Auch andere Vormundschaftsbehörden (z.B. Liestal) haben eine Wegleitung erarbeitet, welche die Aufgaben der Mandatsträger und -trägerinnen, die rechtlichen Grundlagen, Checklisten usw. enthält. Die Vormundschafsbehörde Liestal als Beispiel lädt zudem rund alle zwei Jahre einen Fachspezialisten ein, welcher an zwei Abenden zu zirka 21/2 Stunden über die Rechte und Pflichten der privaten Mandatsträger und -trägerinnen aufklärt, aber auch von seinen Erfahrungen berichtet. Im Rahmen eines Apéros werden die privaten Mandatsträger und -trägerinnen zudem speziell verdankt und ihre wichtige Arbeit gewürdigt. In der konkreten Umsetzung haben die Privatpersonen schliesslich jederzeit die Möglichkeit, sich an die Vormundschaftsbehörde zu wenden. Dies ermöglicht es auch den Vormundschaftsbehörden, die Privatpersonen bei deren Tätigkeit kennen zu lernen und nötigenfalls auch entsprechende Sanktionen zu treffen. Die Vormundschaftsbehörde Liestal plant zusätzlich eine Veranstaltung im Herbst, die unter anderem als Plattform für den Erfahrungsaustausch genutzt werden soll können.

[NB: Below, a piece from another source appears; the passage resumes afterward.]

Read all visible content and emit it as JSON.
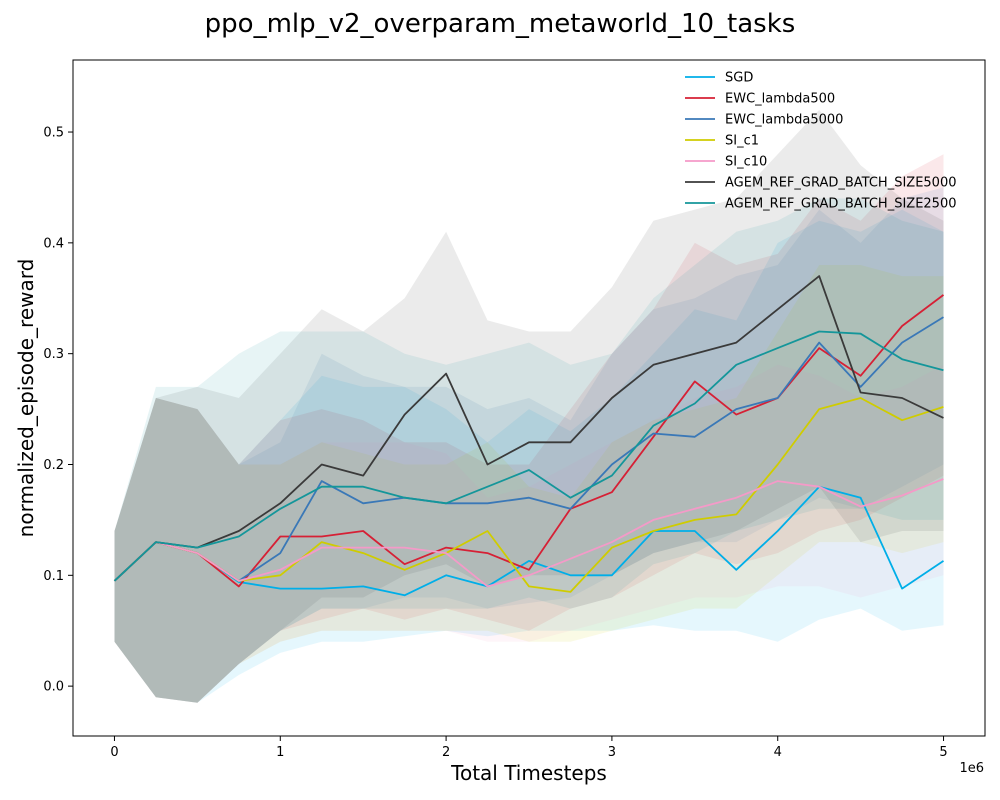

Aus den Rückmeldungen, welche die Justiz-, Polizei- und Militärdirektion von den diversen Vormundschaftsbehörden erhalten hat, ist grundsätzlich zu schliessen, dass mehrheitlich eine Schulung im grösseren Umfang als bereits vorgesehen (also bspw. 7 bis 8 Abende zu 3 Stunden) nicht für notwendig und für zu aufwändig erachtet wird. Auch seien die personellen und finanziellen Ressourcen für eine solch umfassende Schulung nicht vorhanden. Von den privaten Mandatsträgern und -trägerinnen sei zudem bisher kaum das Bedürfnis nach zusätzlicher oder weitergehender Schulung geäussert worden. Probleme würden sich in der Regel erst bei der konkreten Umsetzung im Einzelfall ergeben. Wichtig sei hier, dass die Vormundschaftsbehörde als zuverlässige Ansprechpartnerin "Red und Antwort" stünde. Nicht die primäre Schulung, vielmehr die Begleitung und Betreuung der einzelnen Personen werde als zentral betrachtet.



6. Folgerungen

Die kommunalen Vormundschaftsbehörden sind zuständig für die Instruktion und Schulung ihrer privaten Mandatsträger- und trägerinnen. Hierzu steht ihnen umfangreiches Schulungsmaterial sowie die "Wegleitung für vormundschaftliche Organe" von Christoph Häfeli zur Verfügung. Diverse Vormundschaftsbehörden haben auf dieser Basis eine eigene, kurze Wegleitung für Privatpersonen erarbeitet, an welcher sich Letztere orientieren können. In der Umsetzung beim konkreten Einzelfall stehen die Vormundschaftsbehörden begleitend und beratend zur Seite. Ein Bedürfnis der privaten Mandatsträger und -trägerinnen nach einer umfassenderen Schulung besteht offenbar nicht. Auch von Seiten der befragten Vormundschaftsbehörden wurde ein solches Bedürfnis mehrheitlich verneint. Die Vermittlung der Theorie sei nicht das Problem; vielmehr würden gewisse Privatpersonen in der Umsetzung der Theorie manchmal an ihre Grenzen stossen. Die sich stellenden Fragen und Probleme müssten "eins zu eins" besprochen und gelöst werden. Eine generelle Schulung im Vorfeld bringe hier wenig. Vormundschaftsbehörden (in der Regel in kleineren Gemeinden), welche noch keine Schulung für private Mandatsträger und -trägerinnen anbieten, können sich an der Praxis der anderen Gemeinden orientieren und auf der Grundlage des vorhandenen Schulungsmaterials und der bestehenden Wegleitungen ebenfalls entsprechende Richtlinien erarbeiten. Weiter besteht die Möglichkeit - etwa im Zusammenschluss mit anderen Gemeinden - die Schulung an professionelle Fachpersonen zu übertragen (siehe etwa am Beispiel von Liestal). Für spezielle Fragen schliesslich, welche die Vormundschaftsbehörden nicht beantworten können, stehen sowohl das Kant. Vormundschaftsamt als auch die Amtsvormundschaften zur Verfügung. Von dieser Möglichkeit wird bei besonderen Fragen und in besonderen Fällen auch Gebrauch gemacht.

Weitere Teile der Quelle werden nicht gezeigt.